The Pacific Fishery Management Council (PFMC) is the federal body responsible for managing from 3 to 200 miles offshore of Oregon, Washington and California. The federal groundfish fishery management plan covers 82 species of groundfish.
At the state level, the Oregon Fish and Wildlife Commission establishes seasons, methods and bag limits for recreational and commercial fishing. The Commission can adopt rules that are more restrictive than federal rules but not less restrictive.
Pacific halibut is not managed with groundfish. See Pacific halibut management
The need to control sport fishery impacts on groundfish arises from one or more factors such as:
- decreasing fish populations
- escalating harvest
- uncertainty about the sustainability of a fishery
- the need to share a quota among user groups
Various resource management tools are used to control sport impacts on groundfish in Oregon: daily bag limits, size limits, conservation area closures, and annual quotas.
A stock assessment is a scientific evaluation of the status and well-being of a fish stock. Few fish stocks on the West Coast have been fully assessed, primarily because adequate information is available only for a limited number of the stocks.
Federal management of groundfish takes place on a two-year cycle. For example, sport fishing management measures (regulations) adopted in 2016 are effective from January 1, 2017, through December 31, 2018. ODFW normally hosts a series of public meetings before federal regualtions are adopted.

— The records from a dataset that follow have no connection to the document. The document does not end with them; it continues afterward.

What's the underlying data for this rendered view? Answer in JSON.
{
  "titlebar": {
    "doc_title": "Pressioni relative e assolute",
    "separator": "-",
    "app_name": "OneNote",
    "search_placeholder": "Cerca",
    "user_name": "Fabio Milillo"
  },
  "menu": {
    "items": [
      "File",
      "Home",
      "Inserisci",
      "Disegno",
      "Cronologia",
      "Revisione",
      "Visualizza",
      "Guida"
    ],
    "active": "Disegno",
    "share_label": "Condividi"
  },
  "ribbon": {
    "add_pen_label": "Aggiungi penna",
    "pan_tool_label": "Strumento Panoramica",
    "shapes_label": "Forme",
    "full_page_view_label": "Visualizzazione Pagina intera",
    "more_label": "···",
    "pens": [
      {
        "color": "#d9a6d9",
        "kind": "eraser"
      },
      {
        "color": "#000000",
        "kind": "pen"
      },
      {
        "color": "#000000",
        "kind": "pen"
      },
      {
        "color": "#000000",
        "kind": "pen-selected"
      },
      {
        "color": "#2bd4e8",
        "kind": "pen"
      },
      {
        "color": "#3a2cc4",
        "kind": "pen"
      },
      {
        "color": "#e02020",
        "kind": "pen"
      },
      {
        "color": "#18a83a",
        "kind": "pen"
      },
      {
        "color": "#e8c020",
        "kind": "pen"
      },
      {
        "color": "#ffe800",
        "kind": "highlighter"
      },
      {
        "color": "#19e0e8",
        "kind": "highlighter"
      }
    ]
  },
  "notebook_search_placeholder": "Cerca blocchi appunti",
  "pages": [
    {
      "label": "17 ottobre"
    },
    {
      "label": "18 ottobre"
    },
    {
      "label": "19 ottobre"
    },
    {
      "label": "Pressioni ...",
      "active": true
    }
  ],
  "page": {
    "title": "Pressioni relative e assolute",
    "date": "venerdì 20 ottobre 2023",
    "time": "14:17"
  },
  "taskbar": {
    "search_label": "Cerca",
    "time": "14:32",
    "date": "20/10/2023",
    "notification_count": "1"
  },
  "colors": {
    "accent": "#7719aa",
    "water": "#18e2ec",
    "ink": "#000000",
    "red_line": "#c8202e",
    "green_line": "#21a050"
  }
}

The Oregon Fish and Wildlife Commission adopts annually the angling rules prescribing seasons, bag limits, methods of harvest and other restrictions.
A comprehensive review and development of Oregon's angling regulations takes place every four years. For example, a comprehensive review in 2012 affects angling regulations for 2013-2016. During this review, proposals for new or amended angling regulations were solicited from the public.